Enhancing NSCLC Brain Metastasis Treatment With MR-Guided Ultrasound: Manmeet Ahluwalia, MD, MBA, FASCO

Combining magnetic resonance (MR)-guided focused ultrasound with microbubbles and immune checkpoint inhibitors (ICIs) could transform non-small cell lung cancer (NSCLC) treatment by reducing radiation side effects and increasing intracranial response rates, according to Manmeet Ahluwalia, MD, MBA, FASCO, chief of medical oncology, chief scientific officer, and deputy director of the Miami Cancer Institute of Baptist Health South Florida.

These findings were presented at the American Society of Clinical Oncology (ASCO) 2025 meeting as part of the LIMITLESS trial.

This transcript was lightly edited; captions were auto-generated.

Transcript

Can you discuss the value of adding MR-guided focused ultrasound with microbubbles with standard ICI therapy for patients with NCSLC?

Non-small cell lung cancer is the most common cause of brain metastases that we see in clinic. Our trial, LIMITLESS, is looking at combining the MR-guided ultrasound to disrupt the blood brain barrier so we can improve the drug delivery and harness the importance of immune priming. Using this technology along with pembrolizumab and chemotherapies, we typically use pembrolizumab and chemotherapies to treat these patients, but the outcomes of these patients are good, but the intent of this study is to double the response rates that we see with medical therapy alone. One advantage of this combination approach is we can keep the radiosurgery or other forms of radiation that is often used to treat these patients as a backup option. So that's the intent of this trial, is to augment the responses or the efficacy of pembrolizumab along with chemotherapies.

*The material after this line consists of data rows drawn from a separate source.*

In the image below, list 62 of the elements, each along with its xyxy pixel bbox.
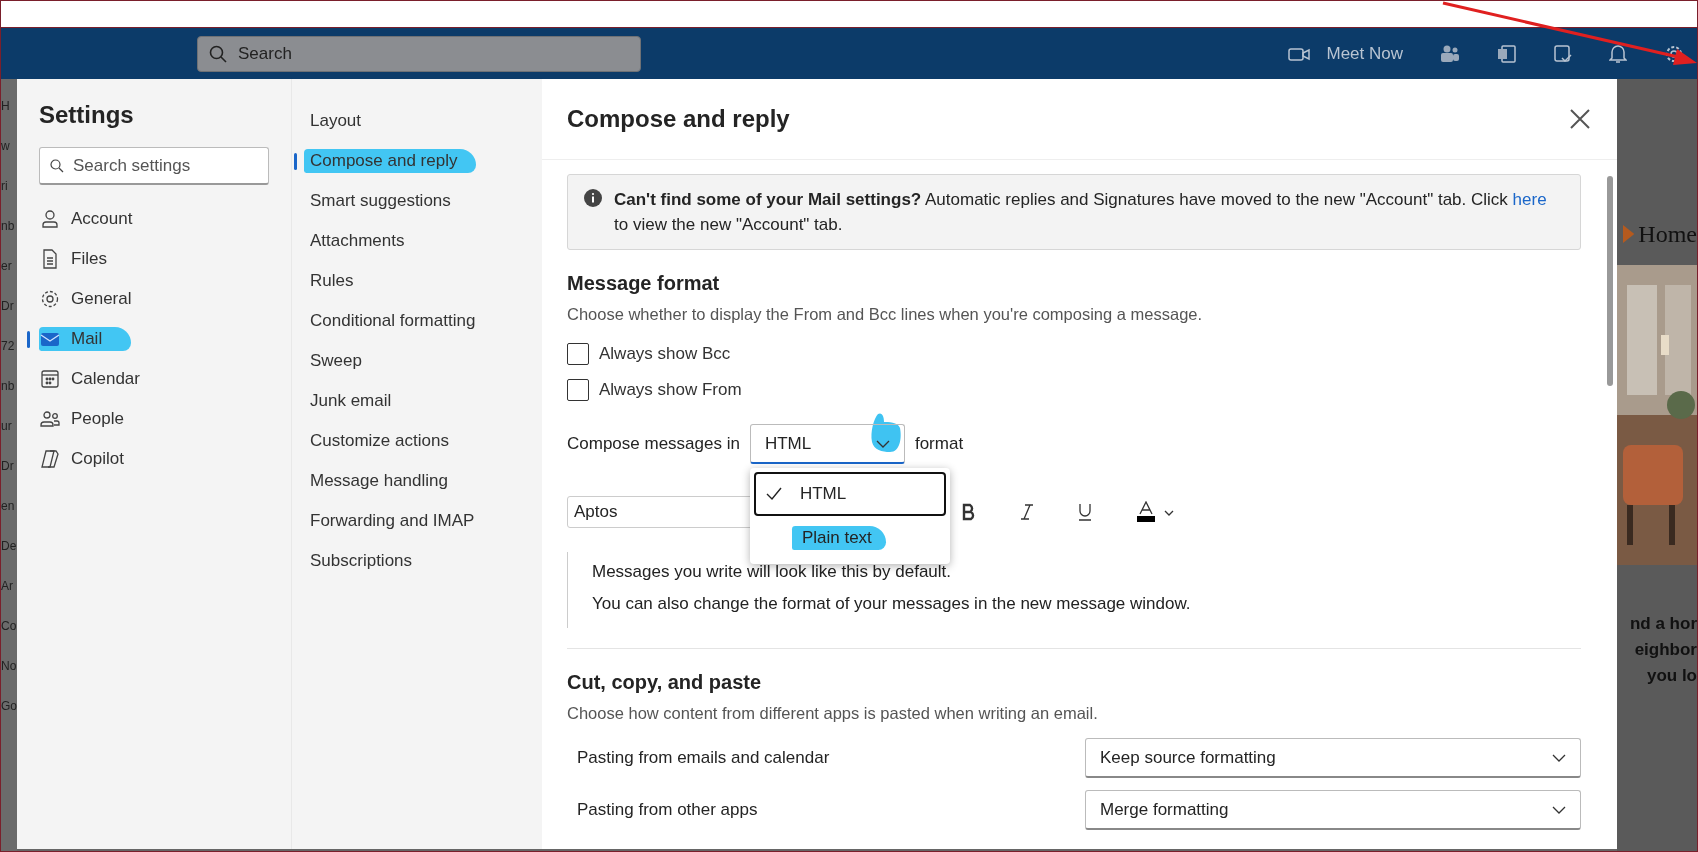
section-heading: Message format bbox=[567, 272, 721, 295]
background-text: eighbor bbox=[1634, 639, 1697, 661]
settings-category[interactable]: Files bbox=[27, 239, 269, 279]
background-text: you lo bbox=[1646, 665, 1697, 687]
search-settings-field[interactable]: Search settings bbox=[39, 147, 269, 185]
background-text: Co bbox=[1, 619, 17, 633]
setting-label: Pasting from emails and calendar bbox=[577, 748, 830, 768]
preview-text: Messages you write will look like this by default. bbox=[592, 562, 953, 582]
section-description: Choose how content from different apps is pasted when writing an email. bbox=[567, 704, 1099, 723]
background-text: No bbox=[1, 659, 17, 673]
format-label: format bbox=[914, 434, 964, 454]
section-heading: Cut, copy, and paste bbox=[567, 671, 763, 694]
format-option[interactable]: Plain text bbox=[753, 516, 946, 560]
search-field[interactable]: Search bbox=[197, 35, 641, 72]
background-text: ri bbox=[1, 179, 9, 193]
settings-subcategory[interactable]: Conditional formatting bbox=[294, 301, 494, 341]
settings-subcategory[interactable]: Layout bbox=[294, 101, 494, 141]
settings-title: Settings bbox=[39, 101, 135, 129]
here-link[interactable]: here bbox=[1512, 190, 1547, 209]
settings-subcategory[interactable]: Sweep bbox=[294, 341, 494, 381]
background-text: ur bbox=[1, 419, 13, 433]
background-text: Dr bbox=[1, 459, 15, 473]
settings-category[interactable]: Account bbox=[27, 199, 269, 239]
background-text: Dr bbox=[1, 299, 15, 313]
meet-now-button[interactable]: Meet Now bbox=[1326, 43, 1403, 64]
background-text: nd a hor bbox=[1629, 613, 1697, 635]
settings-category[interactable]: Copilot bbox=[27, 439, 269, 479]
settings-subcategory[interactable]: Smart suggestions bbox=[294, 181, 494, 221]
background-text: Go bbox=[1, 699, 17, 713]
background-text: w bbox=[1, 139, 11, 153]
checkbox-label: Always show Bcc bbox=[599, 344, 731, 364]
checkbox-label: Always show From bbox=[599, 380, 742, 400]
background-text: De bbox=[1, 539, 17, 553]
compose-label: Compose messages in bbox=[567, 434, 740, 454]
brand-text: Home bbox=[1638, 220, 1697, 248]
settings-category[interactable]: Mail bbox=[27, 319, 269, 359]
settings-subcategory[interactable]: Subscriptions bbox=[294, 541, 494, 581]
preview-text: You can also change the format of your messages in the new message window. bbox=[592, 594, 1192, 614]
settings-subcategory[interactable]: Customize actions bbox=[294, 421, 494, 461]
format-option[interactable]: HTML bbox=[753, 472, 946, 516]
background-text: H bbox=[1, 99, 11, 113]
setting-label: Pasting from other apps bbox=[577, 800, 758, 820]
settings-subcategory[interactable]: Forwarding and IMAP bbox=[294, 501, 494, 541]
background-text: 72 bbox=[1, 339, 16, 353]
info-message: Can't find some of your Mail settings? Automatic replies and Signatures have moved to the new "Account" tab. Click here to view the new "Account" tab. bbox=[614, 189, 1548, 236]
background-text: nb bbox=[1, 379, 16, 393]
settings-subcategory[interactable]: Message handling bbox=[294, 461, 494, 501]
panel-title: Compose and reply bbox=[567, 105, 790, 133]
settings-category[interactable]: General bbox=[27, 279, 269, 319]
paste-dropdown[interactable]: Merge formatting bbox=[1085, 790, 1581, 830]
background-text: er bbox=[1, 259, 13, 273]
settings-subcategory[interactable]: Attachments bbox=[294, 221, 494, 261]
background-text: nb bbox=[1, 219, 16, 233]
section-description: Choose whether to display the From and Bcc lines when you're composing a message. bbox=[567, 305, 1204, 324]
settings-subcategory[interactable]: Rules bbox=[294, 261, 494, 301]
settings-category[interactable]: Calendar bbox=[27, 359, 269, 399]
background-text: en bbox=[1, 499, 16, 513]
settings-subcategory[interactable]: Junk email bbox=[294, 381, 494, 421]
paste-dropdown[interactable]: Keep source formatting bbox=[1085, 738, 1581, 778]
font-field[interactable]: Aptos bbox=[567, 496, 753, 528]
background-text: Ar bbox=[1, 579, 14, 593]
settings-category[interactable]: People bbox=[27, 399, 269, 439]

How do you anticipate this therapy might impact overall health care resource utilization in this patient population?

In the last few years, there has been an advent of [the] number of targeted therapies and immunotherapies, which are used to treat patients with brain metastases that have really transformed the outcomes for these patients. The intent of this trial is to augment or improve on those responses that we see alone. One way is to combine these immune checkpoint inhibitors with radiation, which sometimes can lead to side effects like radiation necrosis. Hence, we are using an alternative approach of using the blood brain barrier disruption system to increase the drug delivery to the brain, but also [to] take the advantage of the immune priming impact of blood brain barrier disruption. Between the 2, we hope we will be able to improve the outcomes of our patients and not only help them live longer but also have them have a better quality of life.